Dr. Perry covers so much ground here. He talks about the importance of well-regulated adults helping distressed infants learn to self-regulate—and what happens when the caring adults are themseles overwhelmed, undersupported and dysregulated. The developing brain of the infant will adapt different behaviours to manage how they are being treated—with positive and negative effects.

In a nutshell, predictable patterns of stress lead to tolerance and resilience. Unpredictable patterns of stress lead to a vulnerability to stress, and a higher baseline of stress. And people with a higher baseline of stress are more likely to abuse drugs, food and alcohol. They are also more likely to engage in unhealthy and unhappy relationships, if they are even able to form them.

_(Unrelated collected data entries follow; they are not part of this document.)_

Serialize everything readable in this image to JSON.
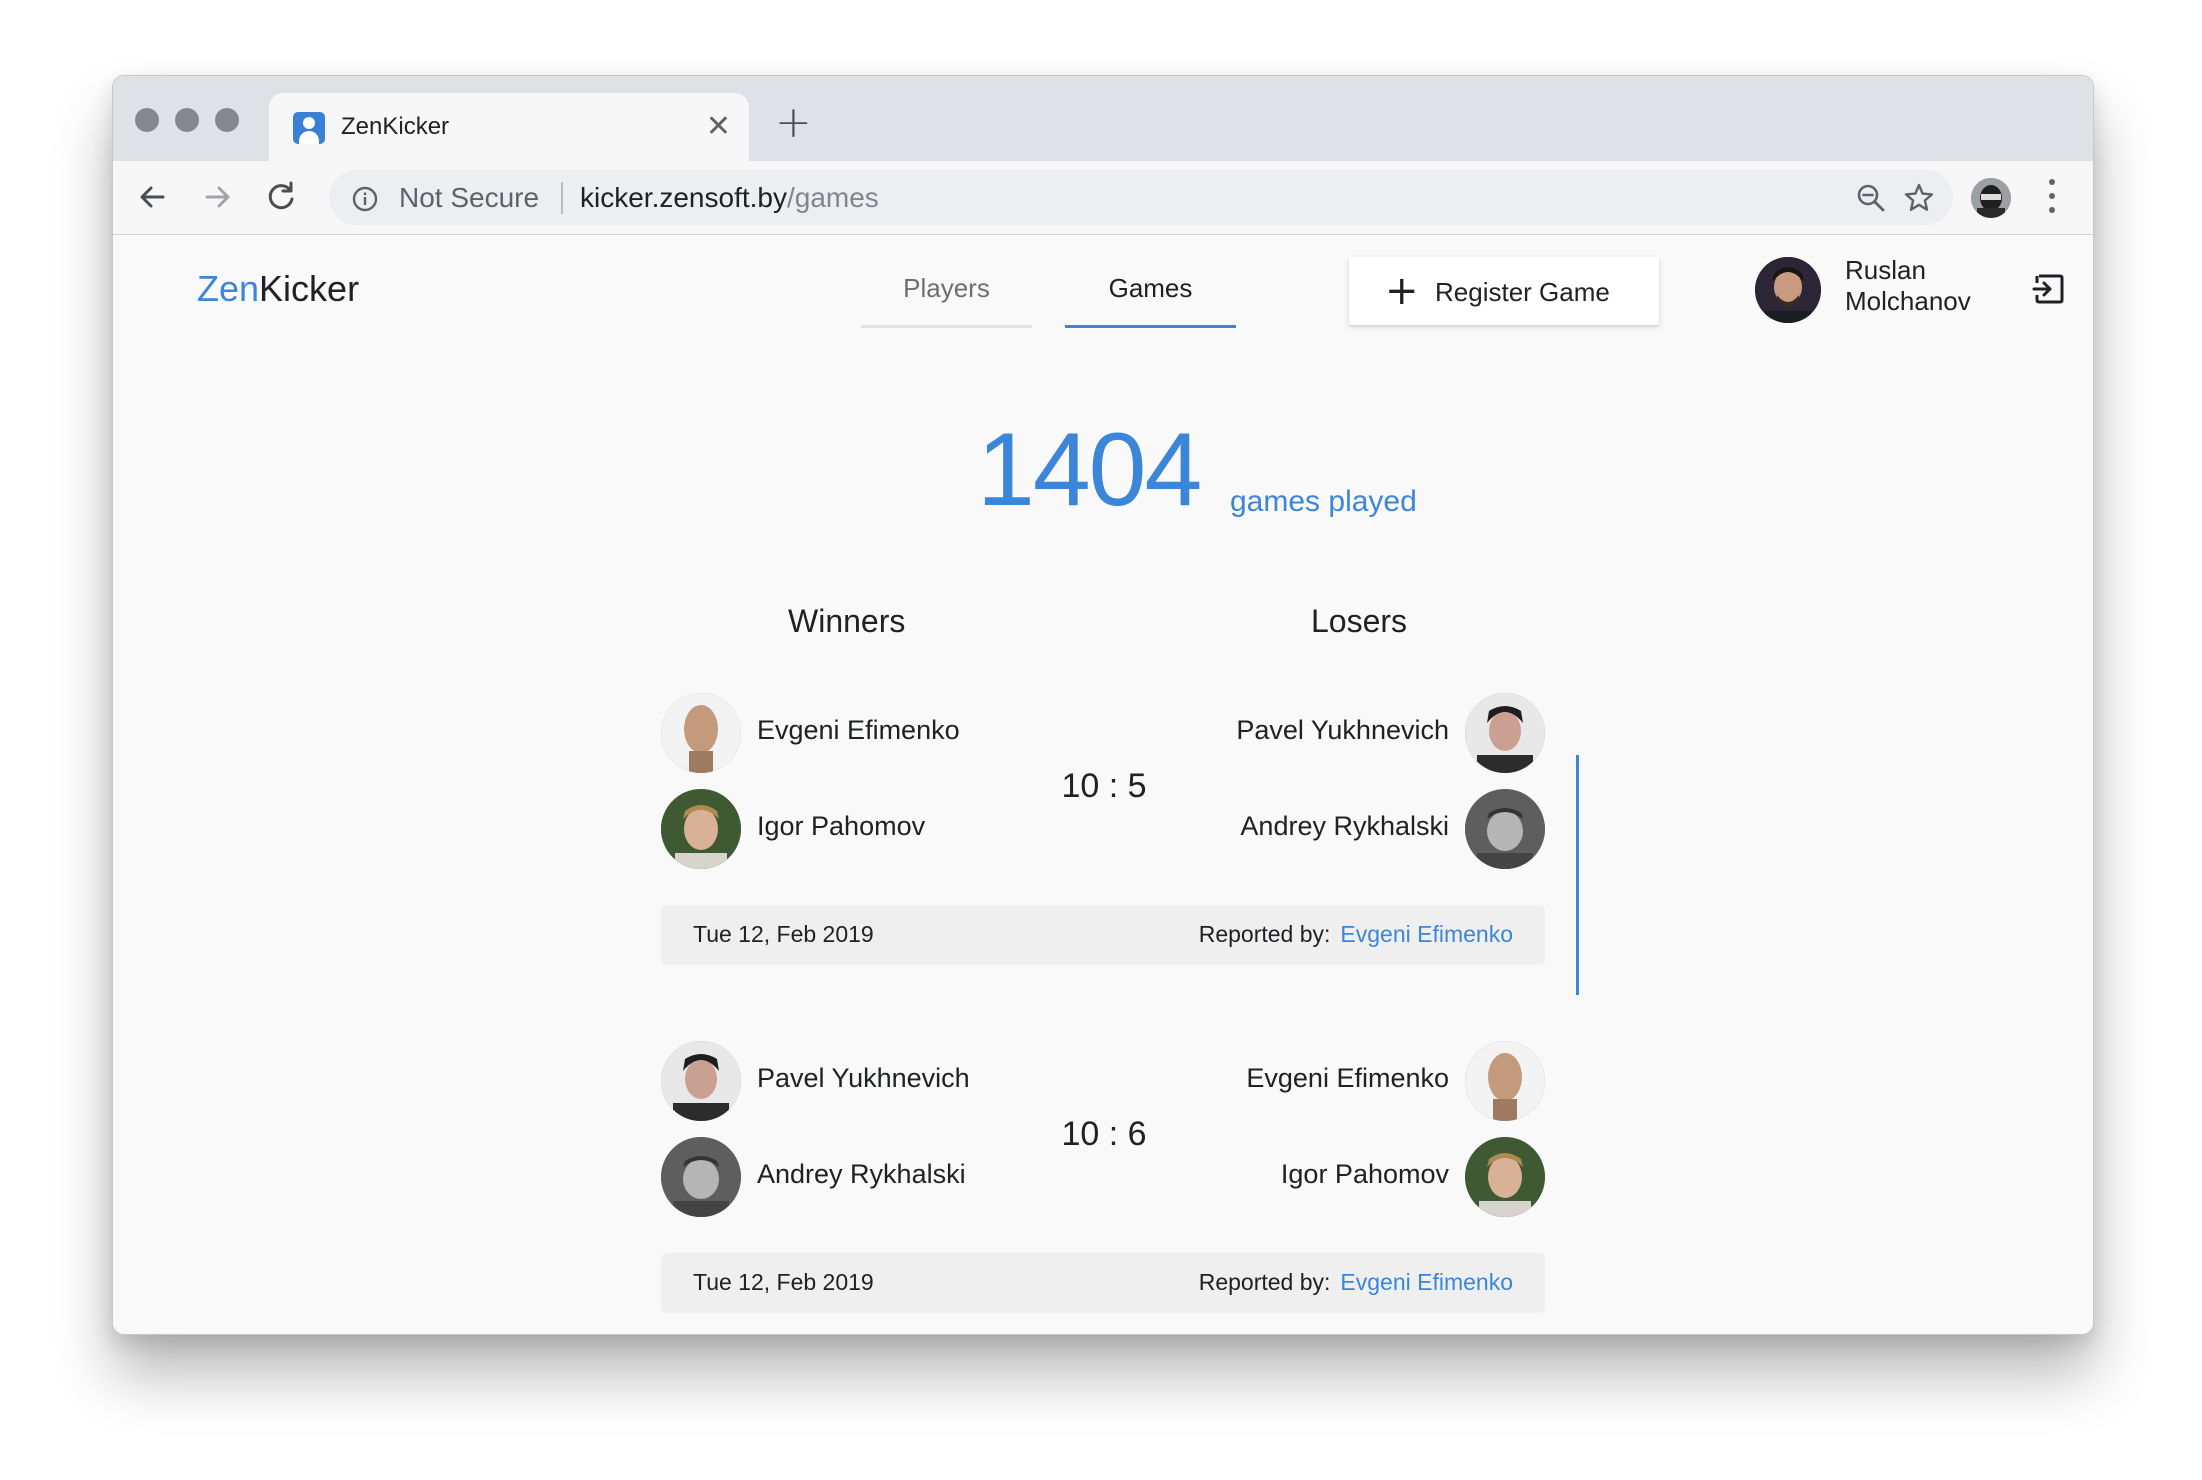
{
  "browser": {
    "tab_title": "ZenKicker",
    "url_security": "Not Secure",
    "url_host": "kicker.zensoft.by",
    "url_path": "/games"
  },
  "header": {
    "logo_prefix": "Zen",
    "logo_suffix": "Kicker",
    "nav": [
      {
        "label": "Players",
        "active": false
      },
      {
        "label": "Games",
        "active": true
      }
    ],
    "register_label": "Register Game",
    "user_first": "Ruslan",
    "user_last": "Molchanov"
  },
  "stats": {
    "games_count": "1404",
    "games_label": "games played"
  },
  "columns": {
    "winners": "Winners",
    "losers": "Losers"
  },
  "games": [
    {
      "winners": [
        "Evgeni Efimenko",
        "Igor Pahomov"
      ],
      "losers": [
        "Pavel Yukhnevich",
        "Andrey Rykhalski"
      ],
      "score": "10 : 5",
      "date": "Tue 12, Feb 2019",
      "reported_label": "Reported by:",
      "reported_by": "Evgeni Efimenko"
    },
    {
      "winners": [
        "Pavel Yukhnevich",
        "Andrey Rykhalski"
      ],
      "losers": [
        "Evgeni Efimenko",
        "Igor Pahomov"
      ],
      "score": "10 : 6",
      "date": "Tue 12, Feb 2019",
      "reported_label": "Reported by:",
      "reported_by": "Evgeni Efimenko"
    }
  ],
  "colors": {
    "accent": "#3b86d8",
    "text": "#202124",
    "muted": "#80868b"
  }
}
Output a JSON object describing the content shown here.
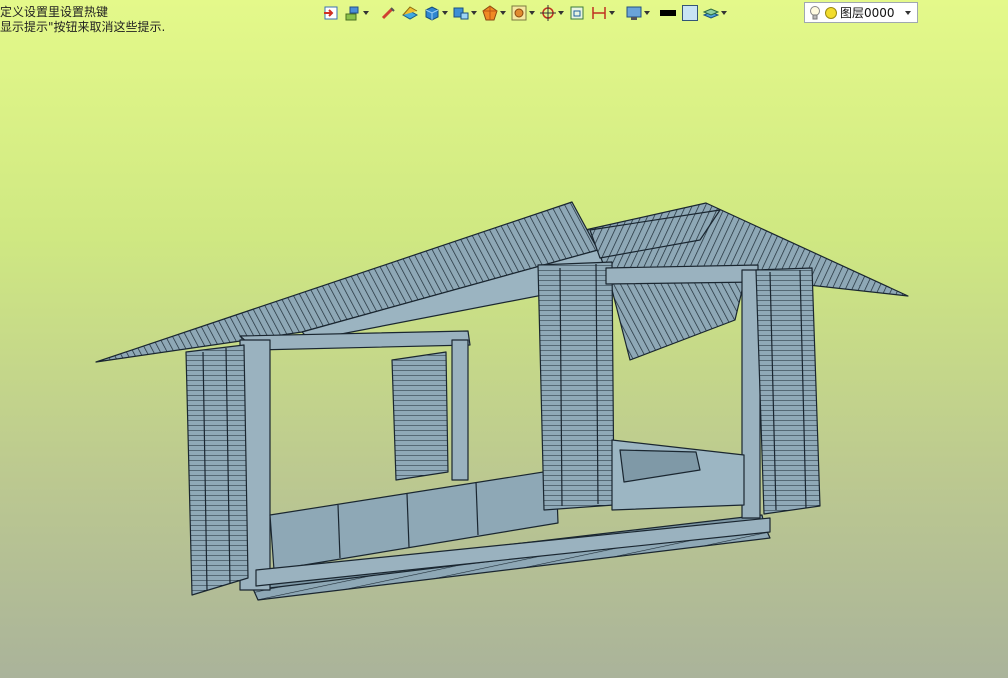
{
  "hint": {
    "line1": "定义设置里设置热键",
    "line2": "显示提示\"按钮来取消这些提示."
  },
  "toolbar": {
    "items": [
      {
        "icon": "insert-icon"
      },
      {
        "icon": "features-icon"
      },
      {
        "icon": "sketch-icon"
      },
      {
        "icon": "surface-icon"
      },
      {
        "icon": "solid-icon"
      },
      {
        "icon": "view-orient-icon"
      },
      {
        "icon": "render-icon"
      },
      {
        "icon": "section-icon"
      },
      {
        "icon": "snap-icon"
      },
      {
        "icon": "measure-icon"
      },
      {
        "icon": "dimension-icon"
      },
      {
        "icon": "display-icon"
      },
      {
        "icon": "line-color-icon"
      },
      {
        "icon": "face-color-icon"
      },
      {
        "icon": "layers-icon"
      }
    ]
  },
  "layer": {
    "name": "图层0000"
  },
  "colors": {
    "model_fill": "#8ea8b6",
    "model_line": "#1a2630",
    "bg_top": "#e4f98a",
    "bg_bottom": "#aab39a"
  }
}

It’s a fascinating conversation, filled with helpful charts, that makes its case over 10 chapters. They cover PTSD, disassocation, the tree of regulation, ACE scores, nurture vs. nature and the importance of therapy following the sequences of engagement, among other things.

Dr. Perry occasionally steps back from conventional wisdom for a sharp critique. He notes the current “trauma-informed” trends are not always positive, and sometimes dilute the hard, complicated work of managing trauma. Still, he says, all these efforts are hopefully working various systems toward an improving environment that can recognize and help traumatized individuals.

Is this book on early childhood trauma helpful and hopeful? The answer is yes. It’s never to late to heal, they say. The book moves from the lifelong challenges of abuse and neglect to what recovery looks like with chapters on healing and post-traumatic wisdom.

I’ll let the author share the last words, from their introductions. Oprah writes that understanding how the brain reacts to experiences is “the key to reshaping our very lives.” Dr. Perry hopes that this book will help readers “gain insights to help us all live better, more fulfilling lives.”

Strongly recommended for anyone interested in psychology, or anyone who wonders how the events in their own life have affected them.